A drag racer, starting from rest, speeds up for 402 m with an acceleration of +16.0 m/s2. A parachute then opens, slowing the car down with an acceleration of -5.60 m/s2. How fast is the racer moving 2.90 102 m after the parachute opens?

Vf^2 = Vo^2 + 2ad.

Vf^2 = 0 + 2*16*402 = 12,864,
Vf = 113.4m/s.

Vf^2 = (113.4)^2 + 2*(-5.6)*290 = 9616,
Vf = 98m/s.

To solve this problem, we need to break it down into two parts: the initial acceleration phase and the deceleration phase after the parachute opens.

Let's calculate the final velocity after the initial acceleration phase:
We are given:
- Initial velocity (u) = 0 m/s
- Distance traveled (s) = 402 m
- Acceleration (a) = +16.0 m/s^2 (positive because it is in the direction of motion)

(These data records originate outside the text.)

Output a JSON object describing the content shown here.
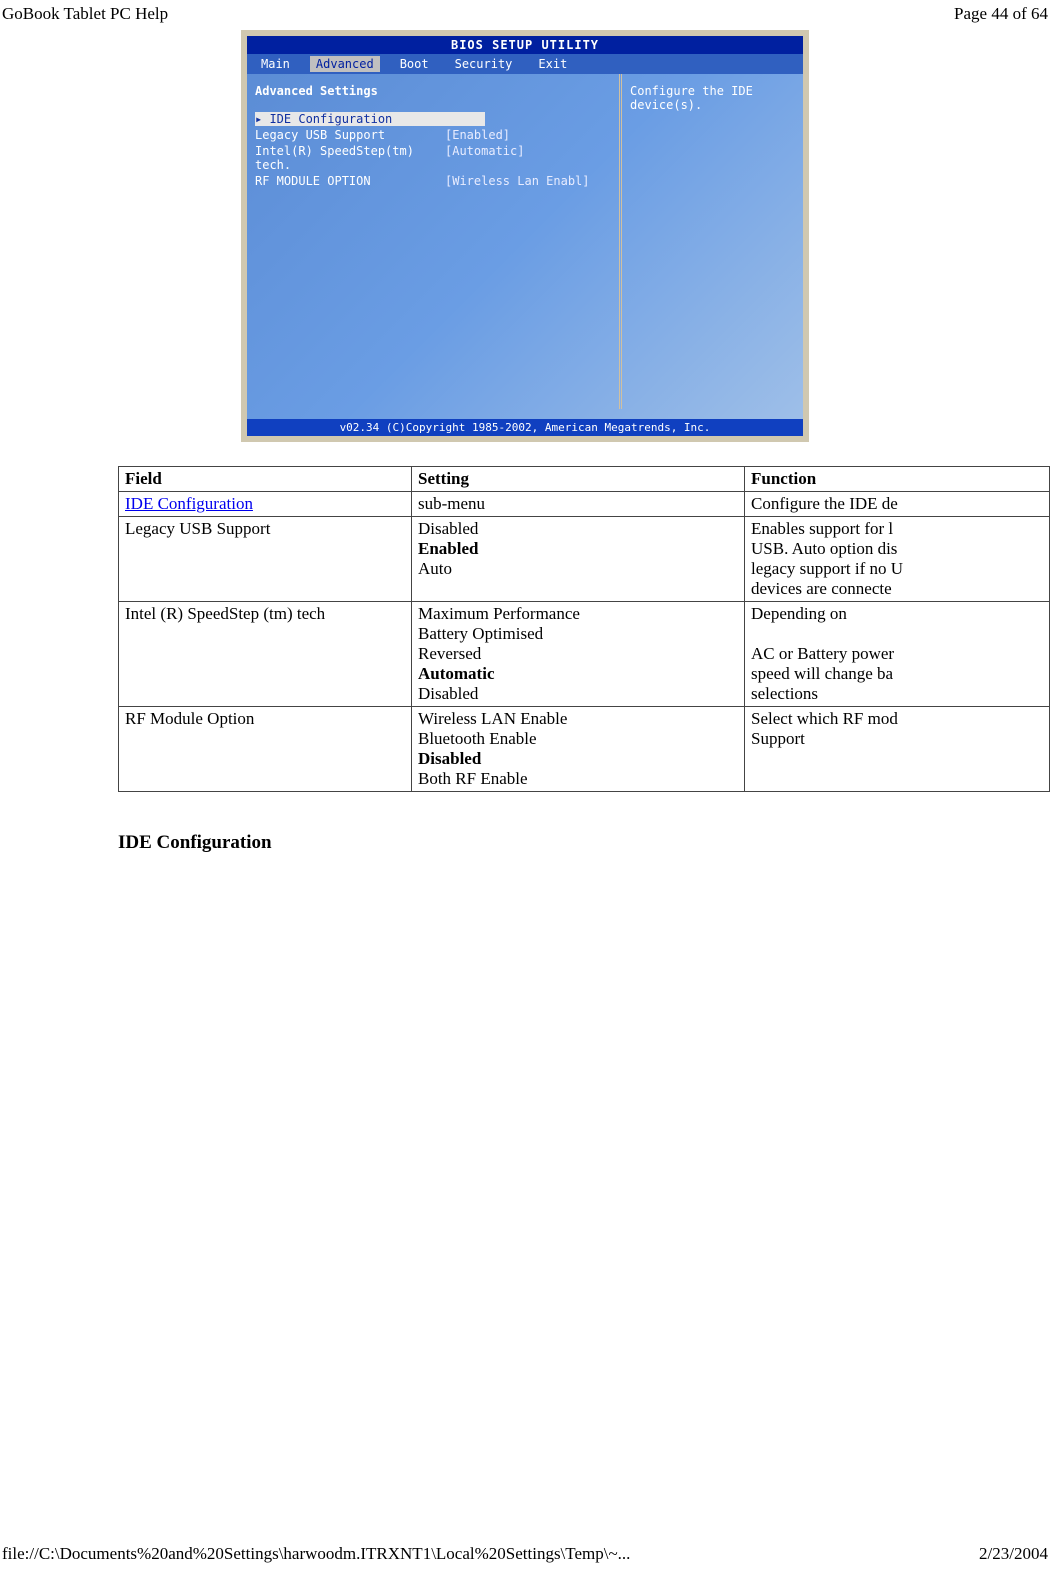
{
  "header": {
    "title": "GoBook Tablet PC Help",
    "page": "Page 44 of 64"
  },
  "bios": {
    "title": "BIOS SETUP UTILITY",
    "tabs": [
      "Main",
      "Advanced",
      "Boot",
      "Security",
      "Exit"
    ],
    "activeTab": "Advanced",
    "leftHeading": "Advanced Settings",
    "items": [
      {
        "label": "IDE Configuration",
        "value": "",
        "selected": true
      },
      {
        "label": "Legacy USB Support",
        "value": "[Enabled]"
      },
      {
        "label": "Intel(R) SpeedStep(tm) tech.",
        "value": "[Automatic]"
      },
      {
        "label": "RF MODULE OPTION",
        "value": "[Wireless Lan Enabl]"
      }
    ],
    "rightText1": "Configure the IDE",
    "rightText2": "device(s).",
    "footer": "v02.34 (C)Copyright 1985-2002, American Megatrends, Inc."
  },
  "table": {
    "headers": [
      "Field",
      "Setting",
      "Function"
    ],
    "rows": [
      {
        "field": "IDE Configuration",
        "fieldLink": true,
        "settings": [
          {
            "t": "sub-menu",
            "b": false
          }
        ],
        "function": "Configure the IDE de"
      },
      {
        "field": "Legacy USB Support",
        "settings": [
          {
            "t": "Disabled",
            "b": false
          },
          {
            "t": "Enabled",
            "b": true
          },
          {
            "t": "Auto",
            "b": false
          }
        ],
        "function": "Enables support for l\nUSB. Auto option dis\nlegacy support if no U\ndevices are connecte"
      },
      {
        "field": "Intel (R) SpeedStep (tm) tech",
        "settings": [
          {
            "t": "Maximum Performance",
            "b": false
          },
          {
            "t": "Battery Optimised",
            "b": false
          },
          {
            "t": "Reversed",
            "b": false
          },
          {
            "t": "Automatic",
            "b": true
          },
          {
            "t": "Disabled",
            "b": false
          }
        ],
        "function": "Depending on\n\nAC or Battery power\nspeed will change ba\nselections"
      },
      {
        "field": "RF Module Option",
        "settings": [
          {
            "t": "Wireless LAN Enable",
            "b": false
          },
          {
            "t": "Bluetooth Enable",
            "b": false
          },
          {
            "t": "Disabled",
            "b": true
          },
          {
            "t": "Both RF Enable",
            "b": false
          }
        ],
        "function": "Select which RF mod\nSupport"
      }
    ]
  },
  "subHeading": "IDE Configuration",
  "footer": {
    "path": "file://C:\\Documents%20and%20Settings\\harwoodm.ITRXNT1\\Local%20Settings\\Temp\\~...",
    "date": "2/23/2004"
  }
}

We can use the equation: v^2 = u^2 + 2as, where v is the final velocity.
Rearranging the equation, we get: v = √(u^2 + 2as).

Substituting the given values, we have:
v = √(0^2 + 2 * 16.0 m/s^2 * 402 m)
v = √(0 + 12864 m^2/s^2)
v = √(12864) m/s
v ≈ 113.5 m/s

So, after the initial acceleration phase, the racer is moving at approximately 113.5 m/s.

Now, let's calculate the final velocity after the deceleration phase:
We are given:
- Distance traveled (s) = 290 m (since we are asked for the velocity 290 m after the parachute opens)
- Acceleration (a) = -5.60 m/s^2 (negative because it is opposite to the direction of motion)

Again, we can use the equation: v^2 = u^2 + 2as, where v is the final velocity.
This time our initial velocity (u) is the final velocity we calculated from the initial acceleration phase, which is 113.5 m/s.

Substituting the given values, we have:
v = √(113.5^2 + 2 * -5.60 m/s^2 * 290 m)
v = √(12862.25 + -3224 m^2/s^2 * m)
v = √(12862.25 - 3224 m^2/s^2 * m)
v = √(9638.25 m^2/s^2)
v ≈ 98.2 m/s

Therefore, the racer is moving at approximately 98.2 m/s, 290 m after the parachute opens.